Produção industrial cresce 22,2%

Após um fevereiro de baixa produção, a indústria amazonense registrou na passagem de fevereiro a março, uma alta de 22,2%, segundo a Pesquisa Industrial Mensal – Produção Física Regional, divulgada nesta terça-feira (10) pelo IBGE (Instituto Brasileiro de Geografia e Estatística). Mas os números não são animadores quando comparados a outros indicadores do mesmo instituto. No acumulado do ano a queda na produção industrial foi de -18%. Outro número preocupante foi o da queda de R$ 20 bilhões para R$ 16 bilhões no faturamento do PIM (Polo Industrial de Manaus) entre o primeiro trimestre de 2015 e 2016, o equivalente a 17,22%, segundo a Suframa (Superintendência da Zona Franca de Manaus).
Desequilíbrio entre produção e faturamento
O primeiro trimestre também foi amargo para o maior setor do PIM. A retração do polo eletroeletrônico foi de 26,8% em comparação ao mesmo período do ano passado. Segundo o presidente do Cieam (Centro da Indústria do Estado do Amazonas), Wilson Périco, a diferença entre fevereiro e março não representa uma produção satisfatória. “É algo natural, fevereiro costuma ter uma baixa produtividade e vendas ainda menores por conta do carnaval”, disse.

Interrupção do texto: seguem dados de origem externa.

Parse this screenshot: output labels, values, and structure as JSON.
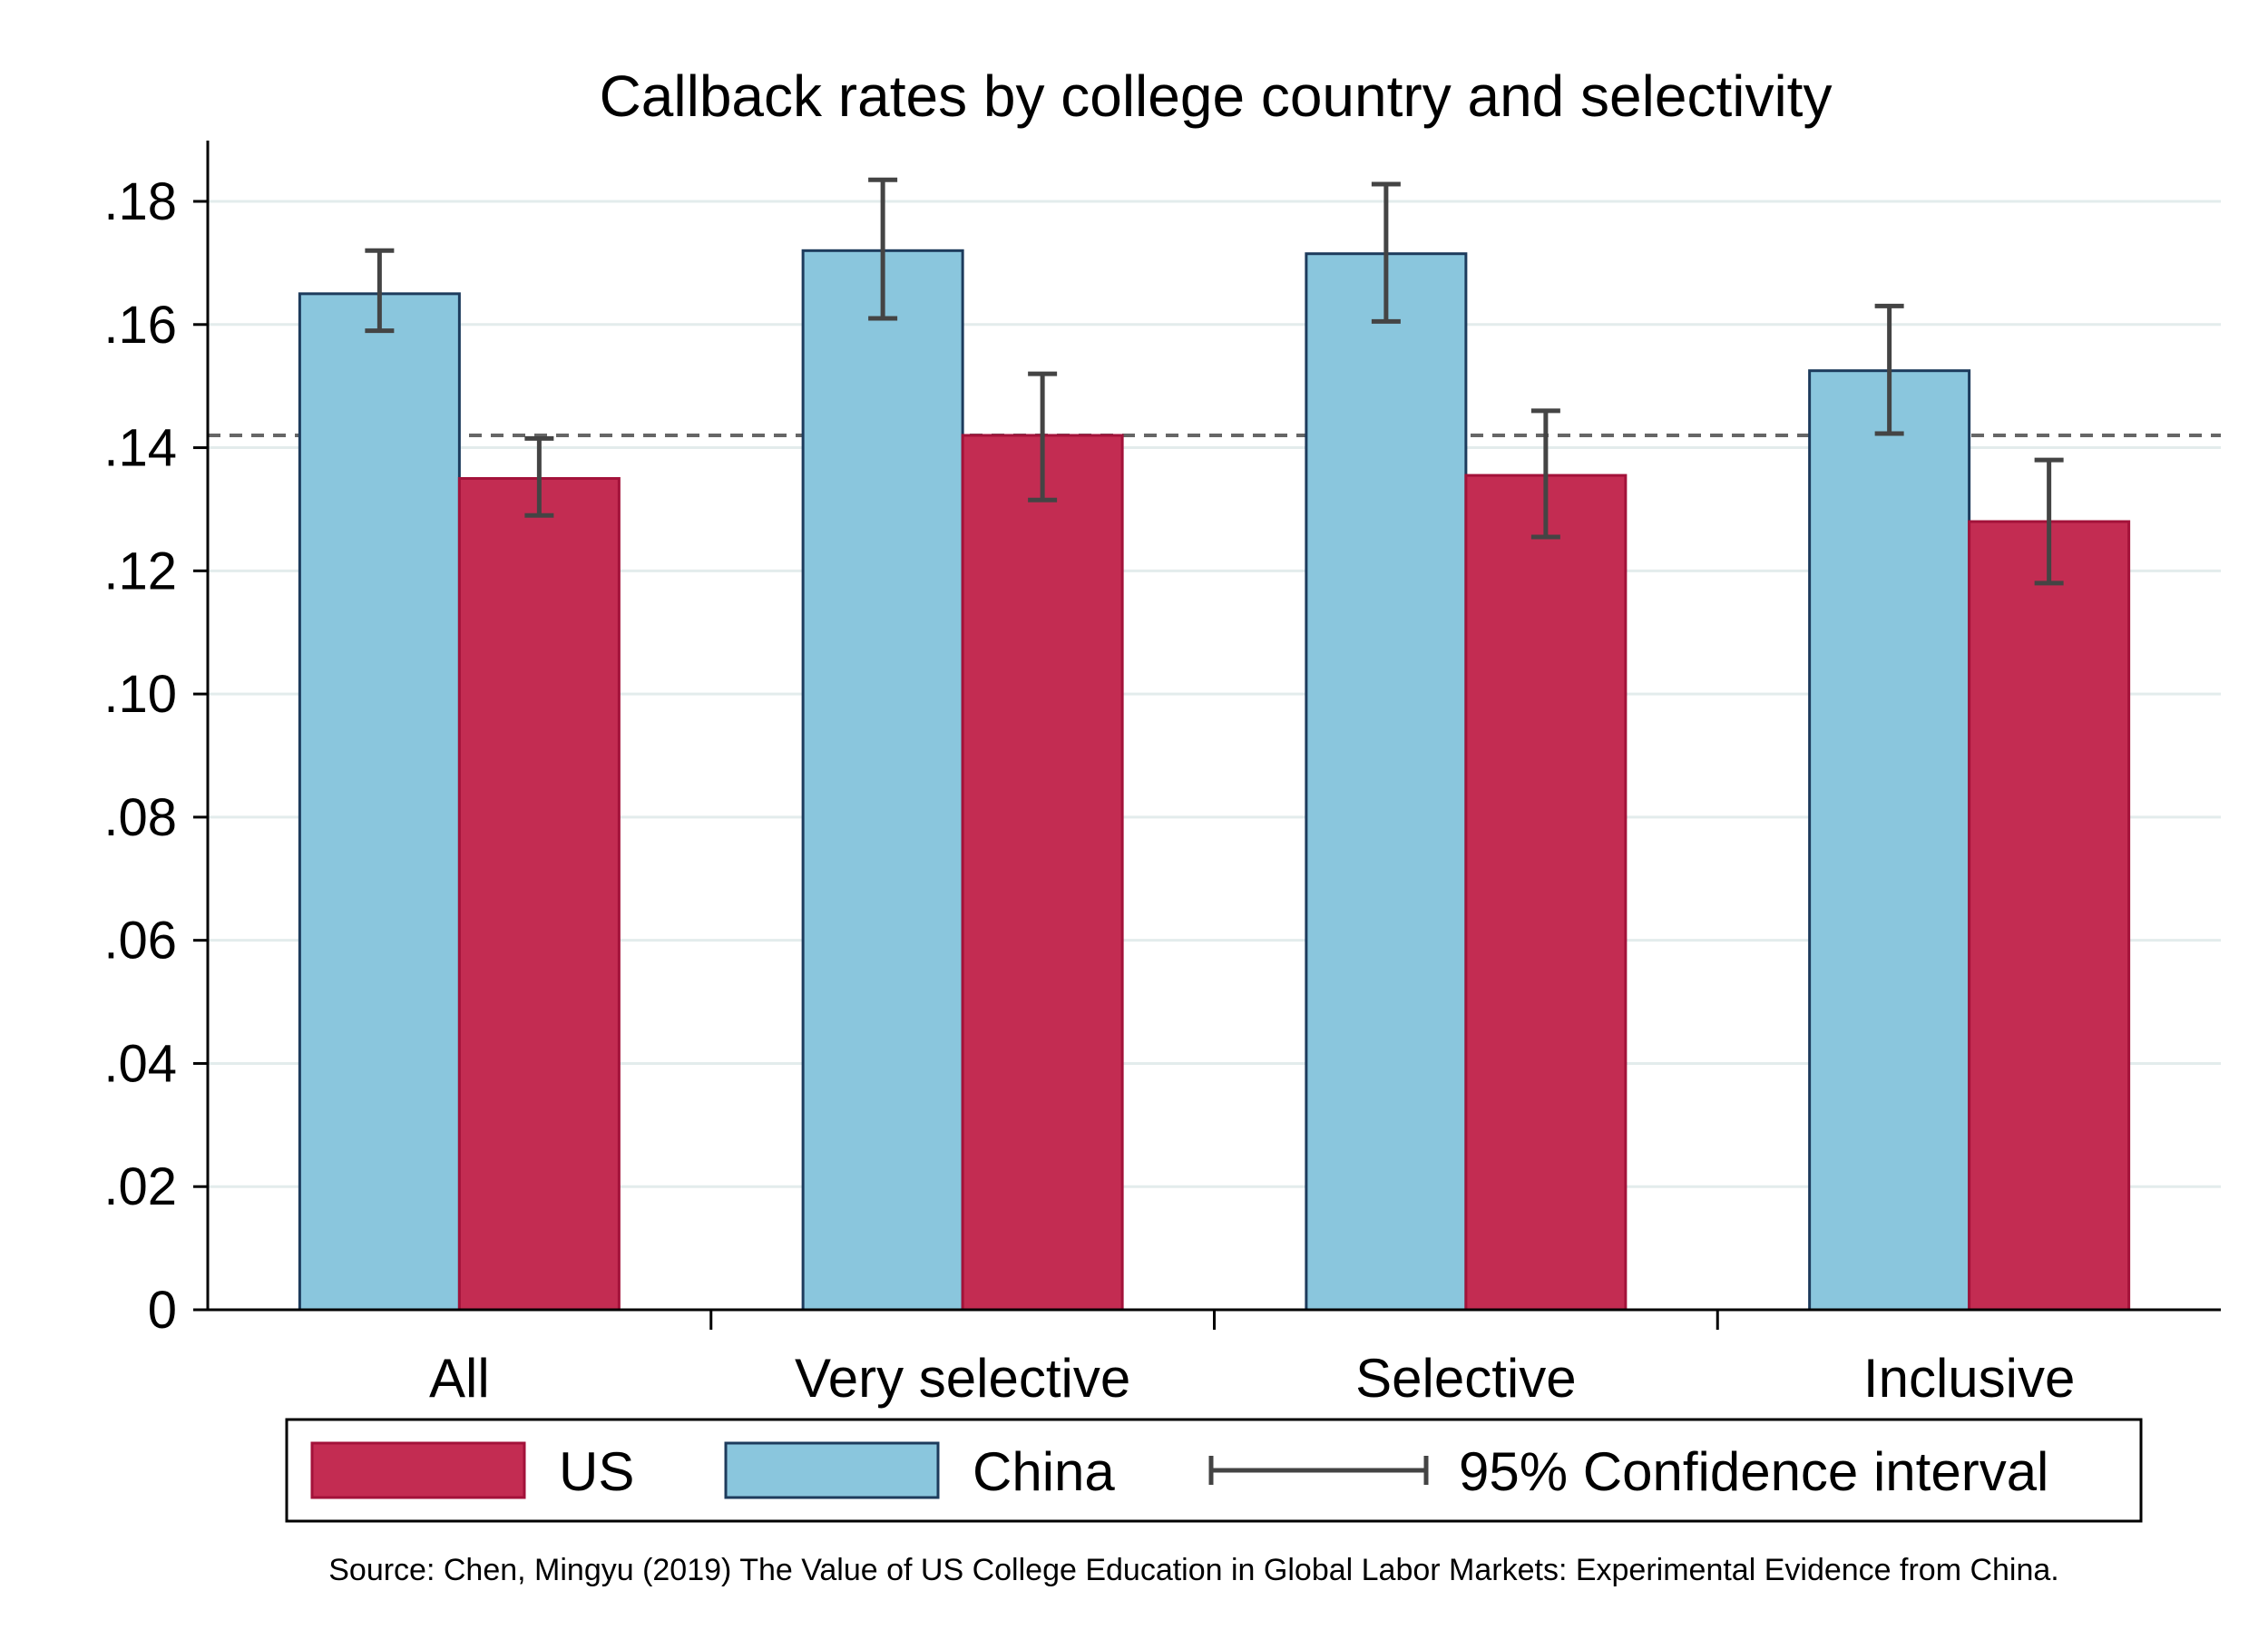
{
  "chart_data": {
    "type": "bar",
    "title": "Callback rates by college country and selectivity",
    "xlabel": "",
    "ylabel": "",
    "categories": [
      "All",
      "Very selective",
      "Selective",
      "Inclusive"
    ],
    "ylim": [
      0,
      0.19
    ],
    "yticks": [
      0,
      0.02,
      0.04,
      0.06,
      0.08,
      0.1,
      0.12,
      0.14,
      0.16,
      0.18
    ],
    "ytick_labels": [
      "0",
      ".02",
      ".04",
      ".06",
      ".08",
      ".10",
      ".12",
      ".14",
      ".16",
      ".18"
    ],
    "grid": true,
    "reference_line": 0.142,
    "series": [
      {
        "name": "China",
        "color": "#8ac6dd",
        "edge_color": "#1d3b5c",
        "values": [
          0.165,
          0.172,
          0.1715,
          0.1525
        ],
        "ci_low": [
          0.159,
          0.161,
          0.1605,
          0.1423
        ],
        "ci_high": [
          0.172,
          0.1835,
          0.1828,
          0.163
        ]
      },
      {
        "name": "US",
        "color": "#c32c52",
        "edge_color": "#a3123a",
        "values": [
          0.135,
          0.142,
          0.1355,
          0.128
        ],
        "ci_low": [
          0.129,
          0.1315,
          0.1255,
          0.118
        ],
        "ci_high": [
          0.1415,
          0.152,
          0.146,
          0.138
        ]
      }
    ],
    "legend": {
      "position": "bottom",
      "items": [
        "US",
        "China",
        "95% Confidence interval"
      ]
    },
    "source_note": "Source: Chen, Mingyu (2019) The Value of US College Education in Global Labor Markets: Experimental Evidence from China."
  }
}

De acordo com Périco, que também preside o Sinaees (Sindicato da Indústria de Aparelhos Elétricos, Eletrônicos e Similares de Manaus), ao se comparar a produção ao faturamento se tem a noção do prejuízo. “Para ser considerado um bom período é necessário que o faturamento seja ascendente por pelo menos quatro meses. Assim se desovariam os estoques, o que faria movimentar a produção industrial. E no período citado, o polo de eletroeletrônico não registrou esse movimento”, conta.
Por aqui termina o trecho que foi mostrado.